I can’t say I blame them. Everyone needs a little nip 'n’ tuck every now and then.
If I were 135 years old like “Larry” the Quaker Oats icon, I’d go in for some work too. And that’s just what happened to the robust guy last week. After all his decades of gracing cartons, boxes and cans, the company shaved off a few years. It erased his double chins and chubby cheeks, as well as made his gray locks a tad shorter. He still has those twinkling eyes and a few crow's feet, but I gotta say it took at least five years off him. Had he been the product of a California company, he would have had the work done years ago!

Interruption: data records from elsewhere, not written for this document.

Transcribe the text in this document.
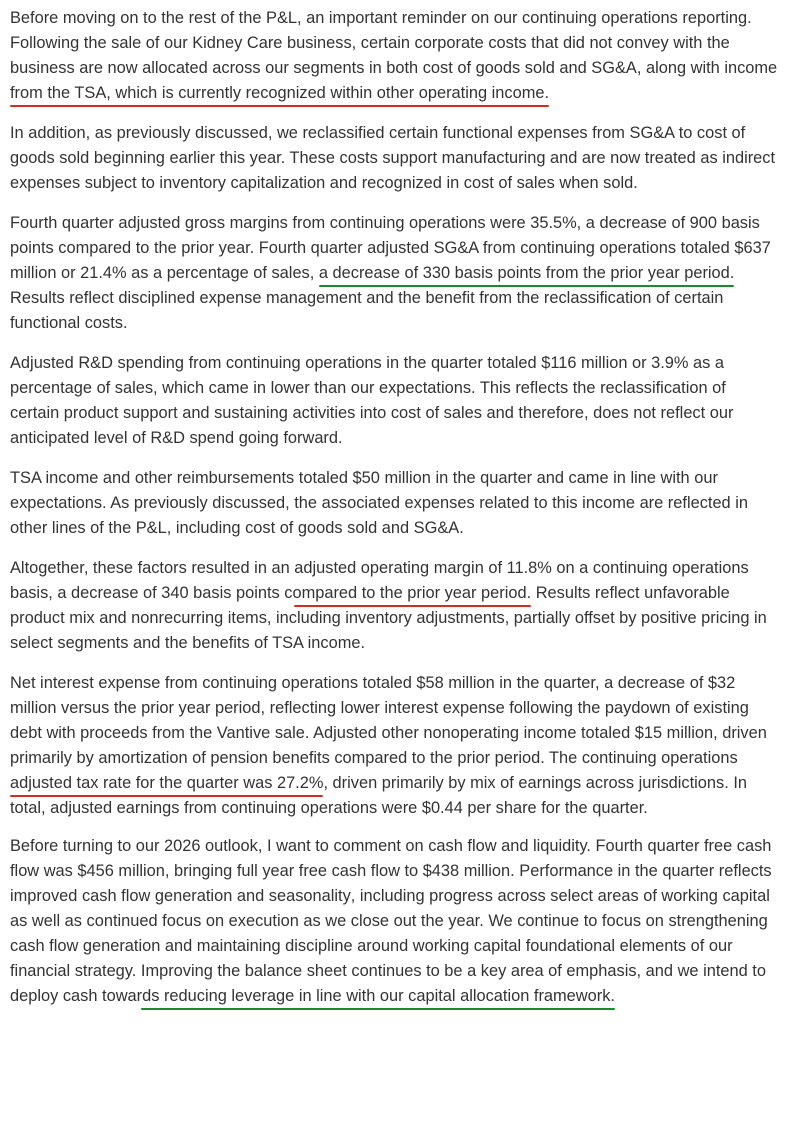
Before moving on to the rest of the P&L, an important reminder on our continuing operations reporting. Following the sale of our Kidney Care business, certain corporate costs that did not convey with the business are now allocated across our segments in both cost of goods sold and SG&A, along with income from the TSA, which is currently recognized within other operating income.

In addition, as previously discussed, we reclassified certain functional expenses from SG&A to cost of goods sold beginning earlier this year. These costs support manufacturing and are now treated as indirect expenses subject to inventory capitalization and recognized in cost of sales when sold.

Fourth quarter adjusted gross margins from continuing operations were 35.5%, a decrease of 900 basis points compared to the prior year. Fourth quarter adjusted SG&A from continuing operations totaled $637 million or 21.4% as a percentage of sales, a decrease of 330 basis points from the prior year period. Results reflect disciplined expense management and the benefit from the reclassification of certain functional costs.

Adjusted R&D spending from continuing operations in the quarter totaled $116 million or 3.9% as a percentage of sales, which came in lower than our expectations. This reflects the reclassification of certain product support and sustaining activities into cost of sales and therefore, does not reflect our anticipated level of R&D spend going forward.

TSA income and other reimbursements totaled $50 million in the quarter and came in line with our expectations. As previously discussed, the associated expenses related to this income are reflected in other lines of the P&L, including cost of goods sold and SG&A.

Altogether, these factors resulted in an adjusted operating margin of 11.8% on a continuing operations basis, a decrease of 340 basis points compared to the prior year period. Results reflect unfavorable product mix and nonrecurring items, including inventory adjustments, partially offset by positive pricing in select segments and the benefits of TSA income.

Net interest expense from continuing operations totaled $58 million in the quarter, a decrease of $32 million versus the prior year period, reflecting lower interest expense following the paydown of existing debt with proceeds from the Vantive sale. Adjusted other nonoperating income totaled $15 million, driven primarily by amortization of pension benefits compared to the prior period. The continuing operations adjusted tax rate for the quarter was 27.2%, driven primarily by mix of earnings across jurisdictions. In total, adjusted earnings from continuing operations were $0.44 per share for the quarter.

Before turning to our 2026 outlook, I want to comment on cash flow and liquidity. Fourth quarter free cash flow was $456 million, bringing full year free cash flow to $438 million. Performance in the quarter reflects improved cash flow generation and seasonality, including progress across select areas of working capital as well as continued focus on execution as we close out the year. We continue to focus on strengthening cash flow generation and maintaining discipline around working capital foundational elements of our financial strategy. Improving the balance sheet continues to be a key area of emphasis, and we intend to deploy cash towards reducing leverage in line with our capital allocation framework.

In addition to Larry’s great new look, the logo itself has been revamped to include more red and gold at the bottom. Quaker Oats owner PepsiCo introduced the changes in an effort to make the brand “fresh and innovative,” which might take a bit of doing, given that their product is a "desiccated cereal grain,” according to a TimeNewfeeds.com article.
Now if they could just do something about his ancient clothes.

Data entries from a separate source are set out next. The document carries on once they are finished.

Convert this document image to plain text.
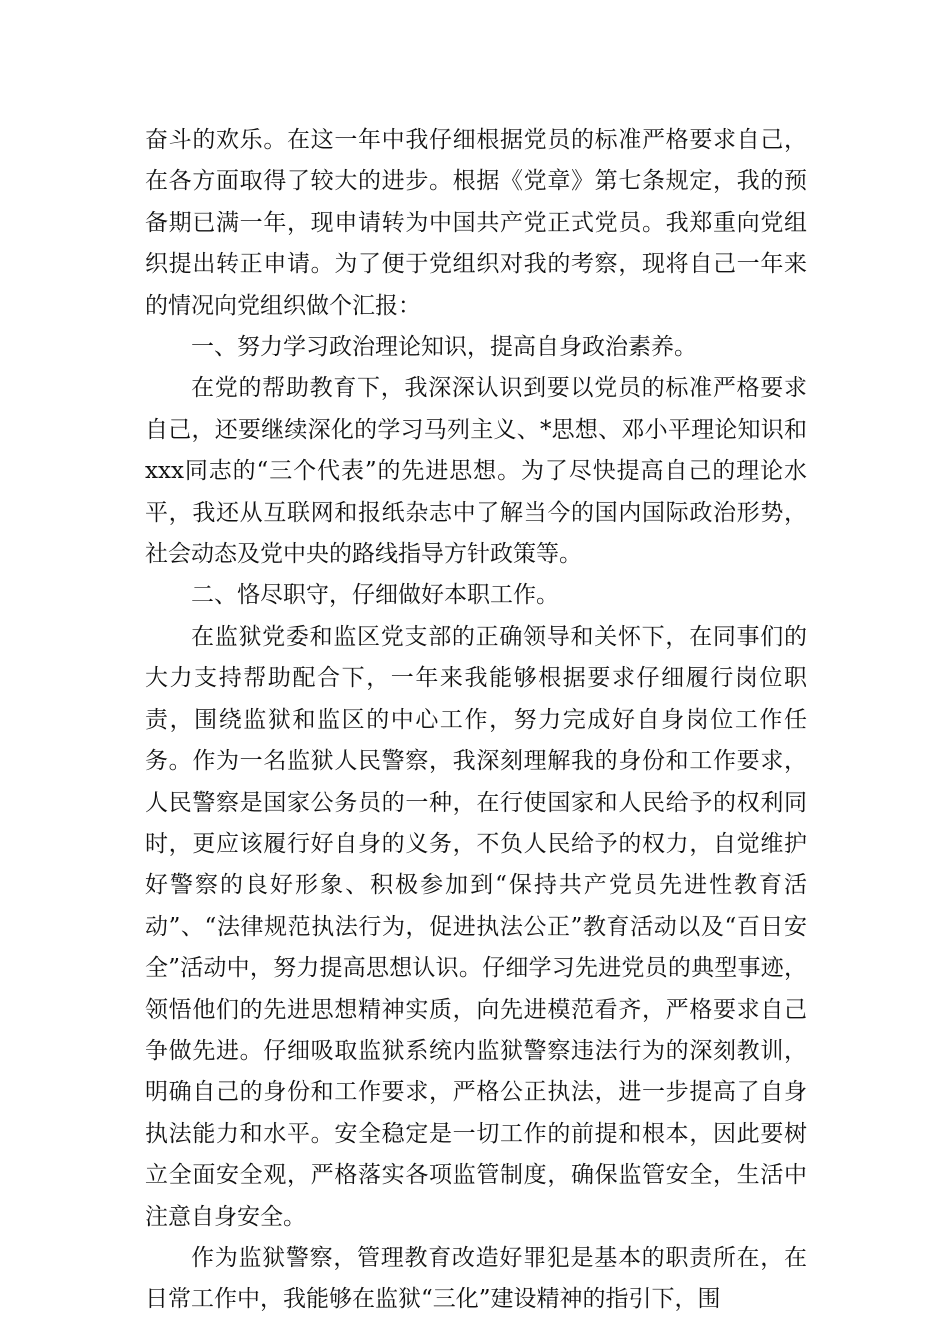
奋斗的欢乐。在这一年中我仔细根据党员的标准严格要求自己，在各方面取得了较大的进步。根据《党章》第七条规定，我的预备期已满一年，现申请转为中国共产党正式党员。我郑重向党组织提出转正申请。为了便于党组织对我的考察，现将自己一年来的情况向党组织做个汇报：

一、努力学习政治理论知识，提高自身政治素养。

在党的帮助教育下，我深深认识到要以党员的标准严格要求自己，还要继续深化的学习马列主义、*思想、邓小平理论知识和xxx同志的“三个代表”的先进思想。为了尽快提高自己的理论水平，我还从互联网和报纸杂志中了解当今的国内国际政治形势，社会动态及党中央的路线指导方针政策等。

二、恪尽职守，仔细做好本职工作。

在监狱党委和监区党支部的正确领导和关怀下，在同事们的大力支持帮助配合下，一年来我能够根据要求仔细履行岗位职责，围绕监狱和监区的中心工作，努力完成好自身岗位工作任务。作为一名监狱人民警察，我深刻理解我的身份和工作要求，人民警察是国家公务员的一种，在行使国家和人民给予的权利同时，更应该履行好自身的义务，不负人民给予的权力，自觉维护好警察的良好形象、积极参加到“保持共产党员先进性教育活动”、“法律规范执法行为，促进执法公正”教育活动以及“百日安全”活动中，努力提高思想认识。仔细学习先进党员的典型事迹，领悟他们的先进思想精神实质，向先进模范看齐，严格要求自己争做先进。仔细吸取监狱系统内监狱警察违法行为的深刻教训，明确自己的身份和工作要求，严格公正执法，进一步提高了自身执法能力和水平。安全稳定是一切工作的前提和根本，因此要树立全面安全观，严格落实各项监管制度，确保监管安全，生活中注意自身安全。

作为监狱警察，管理教育改造好罪犯是基本的职责所在，在日常工作中，我能够在监狱“三化”建设精神的指引下，围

I grew up on Quaker oatmeal, and spent many a morning with my spoon buried deep into a big, sticky bowl of oats before heading off to school. I never gave the Quaker Oats man much thought in terms of his appearance until I heard he had a makeover. His image is just one of those American icons that we see day in and day out. So when I heard that they gave him a face-lift and I saw the results, I was happy for him. Why should he look like he just stepped off the Mayflower or like Ben Franklin? It is 2012, right?
I think some other icons who could use a makeover include Aunt Jemima and poor Betty Crocker. Heck, Mr. Clean, Ronald McDonald and Cap'N Crunch got makeovers. Can you think of any others who need to a fresh look? I’d love to hear your thoughts.
Oh, incidentally, I still enjoy a piping hot bowl of oatmeal, topped with raisins, cranberries, brown sugar, and soy milk at least a few times a week. But these past few days, I have definitely looked at Larry the Quaker Oats man in a whole new light.
I wonder if there is a Mrs. Quaker. If not, maybe there will be now.